The bus arrived soon after, and we started the journey to the day hospital – the Central Hospital of Maputo. Looking back, I’m not really sure what I expected, since its always hard to remember expectations after you have seen the real thing. I think I expected large rooms with lots of beds, maybe 20 to a ward, bur brightly coloured and with people of all ages in the beds. I had an image of us walking around and talking to the patients (somehow overcoming the language barriers), some of which would be old and some young, and making them happy by giving out our gifts. But I did not expect to see bed after bed of tiny babies, each ‘bed’ just a frame with a mattress, sometimes one blanket, sometimes nothing at all, with a single chair next to each bed, usually seating the mother of the baby, and in one case, the father. These babies all looked so young, like newborns and tiny infants, but we learned that most of the babies were around 11 months to a year and a half.

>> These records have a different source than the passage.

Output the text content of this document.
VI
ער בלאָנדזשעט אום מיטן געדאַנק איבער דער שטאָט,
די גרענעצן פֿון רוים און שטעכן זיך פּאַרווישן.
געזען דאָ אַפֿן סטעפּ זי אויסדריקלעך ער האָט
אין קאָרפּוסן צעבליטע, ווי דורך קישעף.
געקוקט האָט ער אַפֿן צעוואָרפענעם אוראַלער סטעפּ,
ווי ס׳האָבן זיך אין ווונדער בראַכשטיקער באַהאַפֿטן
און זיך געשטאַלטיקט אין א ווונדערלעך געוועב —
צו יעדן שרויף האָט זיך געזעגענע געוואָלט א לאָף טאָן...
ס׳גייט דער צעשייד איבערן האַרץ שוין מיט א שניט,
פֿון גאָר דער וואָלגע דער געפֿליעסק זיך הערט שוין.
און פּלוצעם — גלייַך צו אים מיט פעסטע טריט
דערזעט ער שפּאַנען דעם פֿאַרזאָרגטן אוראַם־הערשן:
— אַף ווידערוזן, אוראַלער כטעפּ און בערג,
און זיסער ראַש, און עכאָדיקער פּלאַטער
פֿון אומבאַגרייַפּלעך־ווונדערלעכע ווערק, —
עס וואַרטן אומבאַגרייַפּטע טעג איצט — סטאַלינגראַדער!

These babies were badly malnourished, and were desperately below the healthy weight of a child of their age. One baby was 11 months old, and weighed a tiny 3kg. Looking at this baby, wearing a cloth nappy that looked enormous on its tiny body, and arms and legs the width and strength of twigs, I knew that there was no way this baby would survive. Indeed, we were told that 90% of the children in the hospital were HIV positive, and would either die of malaria, diahorrea, malnutrition, or pulmonary disease. Basically the HIV virus has weakened their tiny immune systems, as is the nature of the disease, and they will die of whatever illness reaches them first. The nurse who was showing us around (one of the only white people we have met or even seen since arriving in Mozambique) showed us one baby that was suffering from malnutrition. He was frail and weak looking, but his poor little stomach was round and protruding – just like the children often shown in magazines and World Vision pamphlets. The malnutrition has caused the child to have an enlarged liver and spleen, causing the rounding of the belly. Another baby was suffering from a skin disorder, and the mother obliged in taking off the baby’s nappy (a plastic bag) and showing us the baby’s skin around his rear and legs. He has large white patches all over his dark skin in those areas, and the nurse explained that this is caused by the mother carrying her baby on the back, leaving the legs exposed to the sunlight.
I felt so sympathetic towards the mothers, more so than the children. While a normal, healthy child of 12 or 18 months would have an idea of what is happening to them, and would feel pain, suffering or fright, these children were too far gone to have those emotions. Some cried a weak half-cry, most made no noise. The mothers sat in their chairs with such a distant, removed look in their eyes. Most did not touch their babies, just sat next to the beds staring. The nurse told us that they actually teach the mothers to play with their babies, as it is not a common practice in their culture to do so. Some of the others in the group found this hard to believe, and thought that surely it must be in a mother’s nature to play with their baby – but [I suppose] Western parents only play with their babies because we are accustomed to doing so, in that we see other parents doing so, and in our culture it is more than accepted, it is expected that babies will be played with. But in some cultures, including the Mozambicans, the idea of playing with children is foreign. Mothers will struggle to provide food for their child, and will protect it against everything their possibly can, but playing is not in their culture. Westerners see playing with a child as essential to the child’s development, and as such, the staff at the day hospital teach the mothers that it is important to play with their children.